Una misionera católica italiana, Sor Leonella Sgorbati, ha sido asesinada en Somalia. La reventaron a tiros . Tenia tantas heridas que las transfusiones no paliaban la pérdida de sangre. Cuentan los que estaban con ella que sus ultimas palabras fueron: “perdono, perdono, perdono.”

No hay peor ciego que el que no quiere ver. No hay peor estúpido que quien no quiere entender. Europa, una vez más, se ha comportado como el demagogo cobarde incapaz de defender lo suyo, dejando en la picota al Papa, en vez de alinearse a su lado y definir una postura justa y decidida.

Moratinos vuelve a la carga opinando que Benedicto XIII debería disculparse. Disculparse de qué?. Ha dicho una gran verdad y lo ha hecho de manera educada e inteligente. Las contestaciones del Islam no han sido muy variadas: amenazas, atentados y convocatorias para celebrar un “día de la ira” que aun no sabemos como acabará. Como siempre.
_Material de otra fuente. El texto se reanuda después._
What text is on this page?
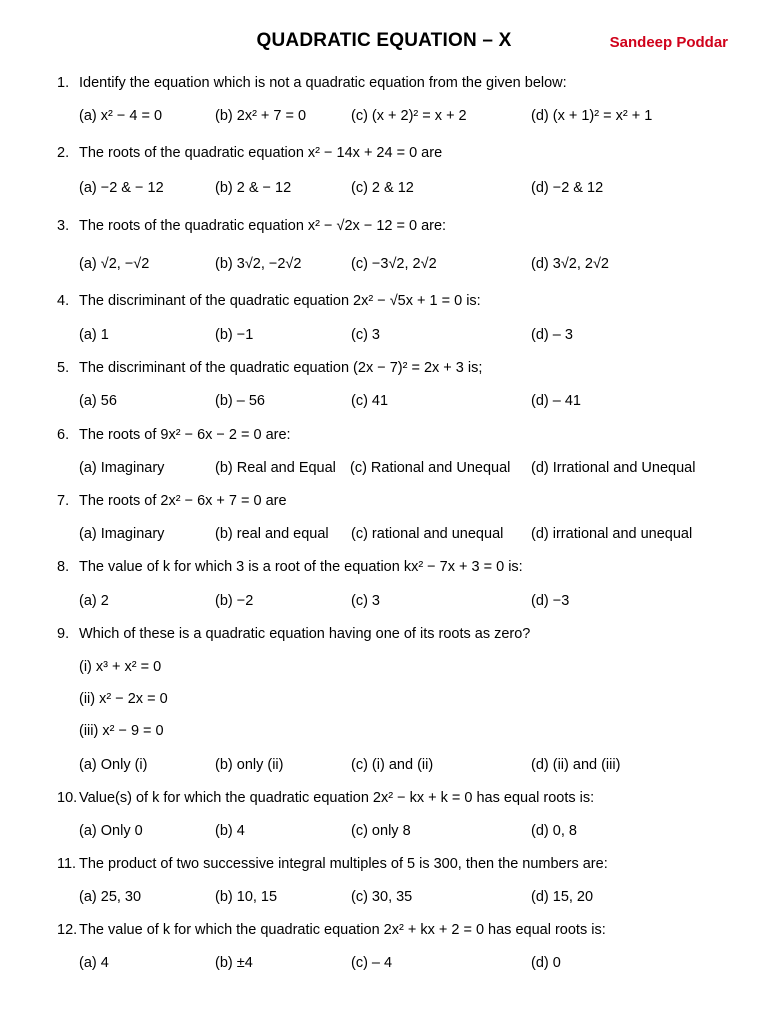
QUADRATIC EQUATION – X	Sandeep Poddar
1. Identify the equation which is not a quadratic equation from the given below:
(a) x² − 4 = 0	(b) 2x² + 7 = 0	(c) (x + 2)² = x + 2	(d) (x + 1)² = x² + 1
2. The roots of the quadratic equation x² − 14x + 24 = 0 are
(a) −2 & − 12	(b) 2 & − 12	(c) 2 & 12	(d) −2 & 12
3. The roots of the quadratic equation x² − √2x − 12 = 0 are:
(a) √2, −√2	(b) 3√2, −2√2	(c) −3√2, 2√2	(d) 3√2, 2√2
4. The discriminant of the quadratic equation 2x² − √5x + 1 = 0 is:
(a) 1	(b) −1	(c) 3	(d) – 3
5. The discriminant of the quadratic equation (2x − 7)² = 2x + 3 is;
(a) 56	(b) – 56	(c) 41	(d) – 41
6. The roots of 9x² − 6x − 2 = 0 are:
(a) Imaginary	(b) Real and Equal (c) Rational and Unequal (d) Irrational and Unequal
7. The roots of 2x² − 6x + 7 = 0 are
(a) Imaginary	(b) real and equal (c) rational and unequal (d) irrational and unequal
8. The value of k for which 3 is a root of the equation kx² − 7x + 3 = 0 is:
(a) 2	(b) −2	(c) 3	(d) −3
9. Which of these is a quadratic equation having one of its roots as zero?
(i) x³ + x² = 0
(ii) x² − 2x = 0
(iii) x² − 9 = 0
(a) Only (i)	(b) only (ii)	(c) (i) and (ii)	(d) (ii) and (iii)
10. Value(s) of k for which the quadratic equation 2x² − kx + k = 0 has equal roots is:
(a) Only 0	(b) 4	(c) only 8	(d) 0, 8
11. The product of two successive integral multiples of 5 is 300, then the numbers are:
(a) 25, 30	(b) 10, 15	(c) 30, 35	(d) 15, 20
12. The value of k for which the quadratic equation 2x² + kx + 2 = 0 has equal roots is:
(a) 4	(b) ±4	(c) – 4	(d) 0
Como digo muchas veces y sé que no me falta razón, ellos se ponen en su sitio. Demuestran lo que realmente son. A las palabras y opiniones contestan con sangre y fuego. Sangre y fuego justificados por un fundamentalismo que ahorca, lapida y fusila. Un fundamentalismo que se permite reclamar derechos en Europa y que los niega en sus propios países. Que justifica a sus gobernantes tiranos y explotadores y que sataniza a los gobernantes de las naciones donde se puede opinar, votar, vivir...

Sor Leonella será recordada por su valor y su capacidad de perdón sin límite. Existen como ella decenas de miles de misioneros de distintas iglesias cristianas, de colaboradores de ONG, de personas que dan de su tiempo y talento para enseñar, socorrer y ayudar. Lo mínimo que podrían hacer aquellos que nos representan es tener un criterio claro acerca de lo que es defender la igualdad y la justicia sin bajarse los pantalones ni proferir frases vacías ni acusaciones hacia los que alzan la voz en contra de los fundamentalismos.

1 comentarios:

Anónimo dijo...

Hola Mike, al leer tu comentario, me ha recordado este artículo, http://www.elmundo.es/elmundo/2006/09/15/cultura/1158304138.html
que leí hace poco; algo que seguro muchos pensamos, pero pocos se atreven a decir en voz alta.